I have a vague memory of reading somewhere about a restaurant, I think it was in L.A. or somewhere, that just up and closed under mysterious circumstances one day. Even more mysterious, for reasons known only to the owner the building was left exactly as it was on the day it was closed, for decades. Passer-by could look in the windows and see fully-set tables as if the place was going to open later that day.
Yes it does. It wasn’t China town. I want to say it was on Western, but I don’t think that’s right. I’m going to have to do some digging. My parents might know if I can’t figure it out.
I have seen a couple restaurants left like that for years but not decades. For decades I would have to fall back on a hardware store that closed for the day in like 1961 and never reopened. I was in it in 2010 or so and except for most of the perishables being removed (like the live bait luckily) everything was still in place and the cash registers had a basic change set-up in place. I did mention “silver coins and melt value” when I noticed that.
There was a place like that near where we used to spend the summer. It was a diner, and I remember it being open long ago, when I was small. Then, it closed, and remained that way for years.
You could look in the windows, and see the red-checked tablecloths on tables set for the next day: upside-down water glasses, salt and pepper shakers, paper placemats, cutlery in its proper place, ashtrays. Behind the counter, everything looked ready to go the next day: the toaster, and the coffee machine complete with pots, and so on. There was a Kellogg’s rack with small boxes of cereal. Signs on the walls inside advertised the diner’s offerings: “Best Coffee in Town, 10c,” “Apple Pie, 35c.” These made us laugh, as the years went by and prices for such things increased.
Every summer, we kids would pass by and look in the windows. It never changed, except that the red-checked tablecloths on tables near the window gradually faded from the sunshine coming in through the windows, to the point where they had tablecloths that were white with faint pink.
I grew up in the UK Midlands and there was a spooky old shop in the nearby town of Wednesbury.
It was a bike/auto electrical shop that must have closed in the 1960’s, but was still there until the 90’s.
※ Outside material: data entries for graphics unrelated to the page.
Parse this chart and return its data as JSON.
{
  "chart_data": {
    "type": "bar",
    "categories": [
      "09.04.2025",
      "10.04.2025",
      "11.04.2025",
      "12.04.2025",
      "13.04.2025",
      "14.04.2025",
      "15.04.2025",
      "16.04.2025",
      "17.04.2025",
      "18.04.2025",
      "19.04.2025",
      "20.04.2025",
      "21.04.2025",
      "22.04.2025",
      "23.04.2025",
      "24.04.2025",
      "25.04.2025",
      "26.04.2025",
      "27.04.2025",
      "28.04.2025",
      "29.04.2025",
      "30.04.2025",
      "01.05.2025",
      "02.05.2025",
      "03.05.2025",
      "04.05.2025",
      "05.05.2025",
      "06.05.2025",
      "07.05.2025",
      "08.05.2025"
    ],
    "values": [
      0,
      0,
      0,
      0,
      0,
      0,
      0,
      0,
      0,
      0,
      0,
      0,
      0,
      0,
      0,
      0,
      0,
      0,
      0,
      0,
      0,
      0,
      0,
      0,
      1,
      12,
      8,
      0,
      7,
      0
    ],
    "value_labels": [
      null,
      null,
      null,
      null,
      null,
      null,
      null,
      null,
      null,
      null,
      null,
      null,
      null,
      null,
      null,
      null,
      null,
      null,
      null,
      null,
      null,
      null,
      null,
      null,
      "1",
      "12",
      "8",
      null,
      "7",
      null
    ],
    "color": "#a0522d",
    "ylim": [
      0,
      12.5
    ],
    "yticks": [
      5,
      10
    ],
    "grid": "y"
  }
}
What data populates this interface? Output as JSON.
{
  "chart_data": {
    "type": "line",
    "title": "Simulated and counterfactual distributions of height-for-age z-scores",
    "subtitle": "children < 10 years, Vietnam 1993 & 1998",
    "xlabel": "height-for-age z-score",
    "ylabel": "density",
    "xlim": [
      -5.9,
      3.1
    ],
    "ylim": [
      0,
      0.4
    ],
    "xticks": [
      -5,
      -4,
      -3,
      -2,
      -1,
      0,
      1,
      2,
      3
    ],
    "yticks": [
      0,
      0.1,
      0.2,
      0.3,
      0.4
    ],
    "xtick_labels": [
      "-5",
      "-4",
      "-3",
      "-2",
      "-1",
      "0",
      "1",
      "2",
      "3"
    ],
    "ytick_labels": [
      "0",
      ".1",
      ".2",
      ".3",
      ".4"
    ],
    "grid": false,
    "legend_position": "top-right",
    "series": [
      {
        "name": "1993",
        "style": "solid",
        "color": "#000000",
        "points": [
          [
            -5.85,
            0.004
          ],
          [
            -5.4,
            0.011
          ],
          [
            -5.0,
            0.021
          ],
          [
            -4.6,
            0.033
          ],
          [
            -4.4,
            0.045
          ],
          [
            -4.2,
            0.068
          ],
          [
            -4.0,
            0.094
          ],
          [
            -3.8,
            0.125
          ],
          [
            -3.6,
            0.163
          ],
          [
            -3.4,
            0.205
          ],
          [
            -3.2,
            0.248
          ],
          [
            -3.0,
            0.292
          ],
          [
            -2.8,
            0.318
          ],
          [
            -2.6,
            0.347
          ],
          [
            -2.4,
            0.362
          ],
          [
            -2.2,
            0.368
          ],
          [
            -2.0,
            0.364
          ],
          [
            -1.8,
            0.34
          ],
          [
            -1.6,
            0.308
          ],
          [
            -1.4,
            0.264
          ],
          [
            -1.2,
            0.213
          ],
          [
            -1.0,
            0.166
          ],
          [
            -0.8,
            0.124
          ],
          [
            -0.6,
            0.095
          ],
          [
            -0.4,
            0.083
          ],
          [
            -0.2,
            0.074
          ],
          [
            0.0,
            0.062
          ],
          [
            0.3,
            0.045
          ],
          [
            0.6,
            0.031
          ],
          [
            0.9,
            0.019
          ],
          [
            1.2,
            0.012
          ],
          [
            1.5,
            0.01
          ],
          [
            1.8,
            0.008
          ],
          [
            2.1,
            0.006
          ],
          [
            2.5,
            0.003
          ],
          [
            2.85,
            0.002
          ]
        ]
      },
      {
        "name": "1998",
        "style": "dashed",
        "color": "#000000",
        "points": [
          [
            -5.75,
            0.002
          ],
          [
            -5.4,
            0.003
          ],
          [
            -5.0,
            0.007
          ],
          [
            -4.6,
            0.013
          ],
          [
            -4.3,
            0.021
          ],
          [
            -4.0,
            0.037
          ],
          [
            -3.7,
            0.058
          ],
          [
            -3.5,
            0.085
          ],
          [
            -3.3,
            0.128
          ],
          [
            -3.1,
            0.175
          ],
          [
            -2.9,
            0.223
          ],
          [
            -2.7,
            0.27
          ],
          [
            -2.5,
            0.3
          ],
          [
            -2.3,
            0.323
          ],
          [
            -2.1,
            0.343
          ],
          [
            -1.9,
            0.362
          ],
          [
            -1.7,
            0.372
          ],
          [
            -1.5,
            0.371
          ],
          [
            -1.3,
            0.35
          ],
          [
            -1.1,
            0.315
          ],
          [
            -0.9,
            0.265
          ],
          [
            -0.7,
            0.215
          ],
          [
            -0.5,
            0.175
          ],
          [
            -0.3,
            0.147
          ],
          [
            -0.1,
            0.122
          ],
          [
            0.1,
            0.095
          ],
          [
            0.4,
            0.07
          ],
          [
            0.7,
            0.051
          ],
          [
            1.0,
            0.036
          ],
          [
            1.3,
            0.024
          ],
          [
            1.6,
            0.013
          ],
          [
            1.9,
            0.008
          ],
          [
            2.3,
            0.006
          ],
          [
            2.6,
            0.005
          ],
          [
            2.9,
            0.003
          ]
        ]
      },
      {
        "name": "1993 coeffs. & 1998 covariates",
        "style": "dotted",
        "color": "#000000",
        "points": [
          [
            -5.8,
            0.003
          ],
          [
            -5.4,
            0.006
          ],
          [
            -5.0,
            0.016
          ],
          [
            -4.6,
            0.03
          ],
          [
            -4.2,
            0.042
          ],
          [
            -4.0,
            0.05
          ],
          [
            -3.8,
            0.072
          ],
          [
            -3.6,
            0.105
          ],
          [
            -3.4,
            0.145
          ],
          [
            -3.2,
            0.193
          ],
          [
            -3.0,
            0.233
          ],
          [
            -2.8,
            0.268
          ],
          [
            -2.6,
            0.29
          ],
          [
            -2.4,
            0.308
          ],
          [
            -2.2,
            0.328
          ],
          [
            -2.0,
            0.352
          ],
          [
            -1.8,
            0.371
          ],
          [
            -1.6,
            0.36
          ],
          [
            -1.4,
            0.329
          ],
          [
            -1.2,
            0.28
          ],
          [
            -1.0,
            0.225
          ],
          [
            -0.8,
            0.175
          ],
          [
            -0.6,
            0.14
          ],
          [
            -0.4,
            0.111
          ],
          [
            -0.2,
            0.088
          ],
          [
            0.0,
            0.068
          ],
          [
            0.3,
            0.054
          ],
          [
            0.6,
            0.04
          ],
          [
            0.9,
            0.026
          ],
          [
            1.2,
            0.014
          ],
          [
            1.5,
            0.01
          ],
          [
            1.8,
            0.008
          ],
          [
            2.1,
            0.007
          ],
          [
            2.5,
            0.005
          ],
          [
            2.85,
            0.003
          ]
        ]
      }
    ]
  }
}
The nearby road layout had been changed at least twice and this little shop ended up on an isolated traffic island.
The prices in the window were all in pre decimal units. Looking through the dusty windows you could see boxes and boxes of stock. And on the counter there were two coffee mugs with a plate of biscuits. It looked like the owner had just popped out on an errand and would be back soon.
But the spooky thing was how much it was ignored. The roads and the nearby bus station had been redeveloped twice and they just worked around it. Nobody ever broke in and stole any of the stock, maybe because it was mainly Lucas!
I can find very little mention of it on the internet and friends from the area need a little prompting before they remember it. It’s very odd!
I’m guessing the owner died suddenly and the deed to the land got tied up in some sort of legal dispute. Or there’s a perception filter on it and the town planners just couldn’t see it.
A few years ago I was walking around an abandoned Red Star Yeast factory that a friend of mine had bought and was taking down.
Everything in there (that he hadn’t removed) made it look like they left one day and never came back. You could tell what day the factory closed just by looking at calendars in the offices. IIRC, one of the little office type rooms on the factory floor even had Christmas decorations up and the place had been closed for a few years at this point.
For those of you in Milwaukee, even though there are/were breweries in that area, Red Star is what made the Marquette interchange smell like yeast when you headed up 94W.
Reminder folks: Giving a Google image search link like this does not work for everybody! I just get a search page with a lot of variations on a “spanish” kitchen. Which one is the intended one is difficult to impossible.
Always, I repeat, always, give a direct link to the intended picture or at least the original page it appears on if there is no ambiguity as to which picture(s) you are referring to.